With a dog in the office, though, you’ll have all the motivation you need to take a break to play a little game or get some fresh air on a walk to the park.

Angus is basically a less (or more) fancy Apple watch Stand Reminder.

5. A dog is a natural ice breaker

Whether it’s us getting to know our neighbour company through our mutual love of office dogs, or colleagues that don’t often work together being able to bond during some Angus play time.

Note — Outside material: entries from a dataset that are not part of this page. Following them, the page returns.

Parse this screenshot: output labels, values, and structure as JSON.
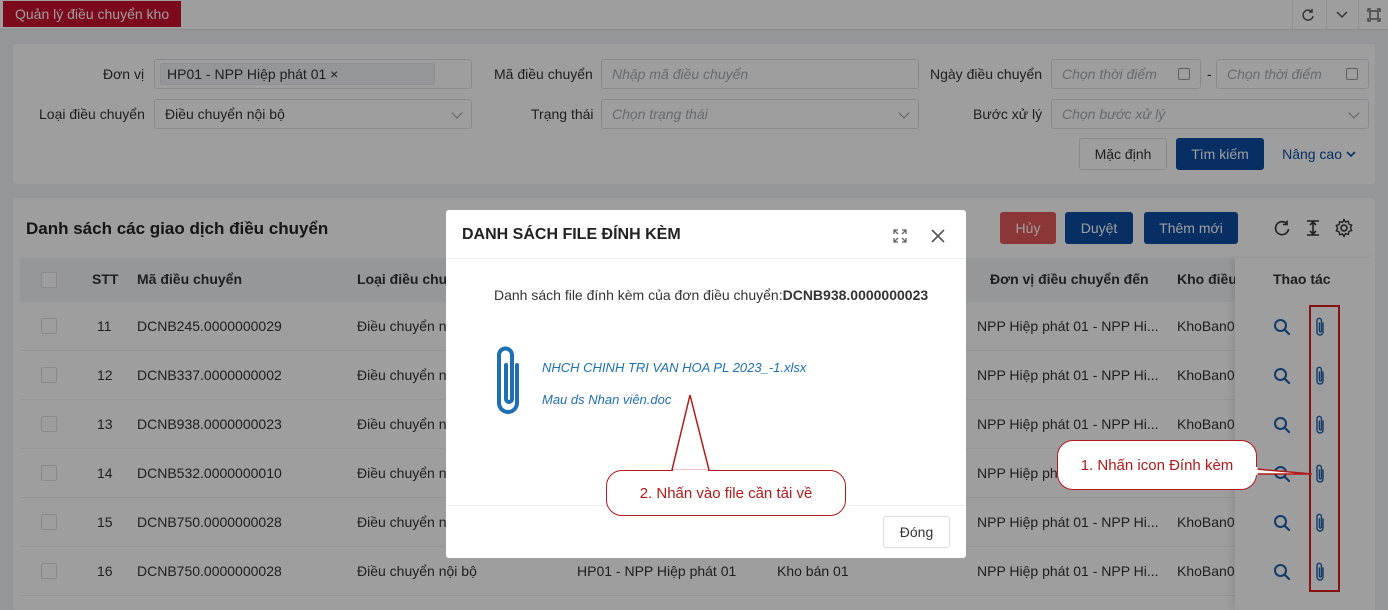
{
  "topbar": {
    "tab_label": "Quản lý điều chuyển kho"
  },
  "filter": {
    "don_vi_label": "Đơn vị",
    "don_vi_chip": "HP01 - NPP Hiệp phát 01",
    "ma_label": "Mã điều chuyển",
    "ma_placeholder": "Nhập mã điều chuyển",
    "ngay_label": "Ngày điều chuyển",
    "ngay_from_placeholder": "Chọn thời điểm",
    "ngay_sep": "-",
    "ngay_to_placeholder": "Chọn thời điểm",
    "loai_label": "Loại điều chuyển",
    "loai_value": "Điều chuyển nội bộ",
    "trang_thai_label": "Trạng thái",
    "trang_thai_placeholder": "Chọn trạng thái",
    "buoc_label": "Bước xử lý",
    "buoc_placeholder": "Chọn bước xử lý",
    "btn_default": "Mặc định",
    "btn_search": "Tìm kiếm",
    "btn_advanced": "Nâng cao"
  },
  "list": {
    "title": "Danh sách các giao dịch điều chuyển",
    "btn_cancel": "Hủy",
    "btn_approve": "Duyệt",
    "btn_add": "Thêm mới",
    "columns": [
      "STT",
      "Mã điều chuyển",
      "Loại điều chu",
      "Đơn vị điều chuyển đến",
      "Kho điều",
      "Thao tác"
    ],
    "rows": [
      {
        "stt": "11",
        "ma": "DCNB245.0000000029",
        "loai": "Điều chuyển n",
        "dv_from": "",
        "kho_from": "",
        "dv_den": "NPP Hiệp phát 01 - NPP Hi...",
        "kho": "KhoBan0"
      },
      {
        "stt": "12",
        "ma": "DCNB337.0000000002",
        "loai": "Điều chuyển n",
        "dv_from": "",
        "kho_from": "",
        "dv_den": "NPP Hiệp phát 01 - NPP Hi...",
        "kho": "KhoBan0"
      },
      {
        "stt": "13",
        "ma": "DCNB938.0000000023",
        "loai": "Điều chuyển n",
        "dv_from": "",
        "kho_from": "",
        "dv_den": "NPP Hiệp phát 01 - NPP Hi...",
        "kho": "KhoBan0"
      },
      {
        "stt": "14",
        "ma": "DCNB532.0000000010",
        "loai": "Điều chuyển n",
        "dv_from": "",
        "kho_from": "",
        "dv_den": "NPP Hiệp phát 01 - NPP Hi...",
        "kho": "KhoBan0"
      },
      {
        "stt": "15",
        "ma": "DCNB750.0000000028",
        "loai": "Điều chuyển n",
        "dv_from": "",
        "kho_from": "",
        "dv_den": "NPP Hiệp phát 01 - NPP Hi...",
        "kho": "KhoBan0"
      },
      {
        "stt": "16",
        "ma": "DCNB750.0000000028",
        "loai": "Điều chuyển nội bộ",
        "dv_from": "HP01 - NPP Hiệp phát 01",
        "kho_from": "Kho bán 01",
        "dv_den": "NPP Hiệp phát 01 - NPP Hi...",
        "kho": "KhoBan0"
      }
    ]
  },
  "modal": {
    "title": "DANH SÁCH FILE ĐÍNH KÈM",
    "desc_prefix": "Danh sách file đính kèm của đơn điều chuyển:",
    "desc_code": "DCNB938.0000000023",
    "files": [
      "NHCH CHINH TRI VAN HOA PL 2023_-1.xlsx",
      "Mau ds Nhan viên.doc"
    ],
    "close_button": "Đóng"
  },
  "annotations": {
    "callout1": "1. Nhấn icon Đính kèm",
    "callout2": "2. Nhấn vào file cần tải về",
    "accent_color": "#b01a1a"
  }
}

There’s no ice breaker quite like a ball of fur running around with a wagging tail.

A 2012 study from Central Michigan University found that an office dog or two has been proven to improve trust and camaraderie between colleagues (5), which in turn results in a great work environment.

6. Last but not least: comedic value

Angus’s man spreading is a well documented occurrence, and his underbite is something you can’t un-see. But we love him for it.

Angus manspread 


Previous Furry colleagues


Esme the Teacup

Esme working hard 


Lena the Chinese sausage dog

Lena waiting for snacks

Angus talks about his day-to-day life in the Draw offices. 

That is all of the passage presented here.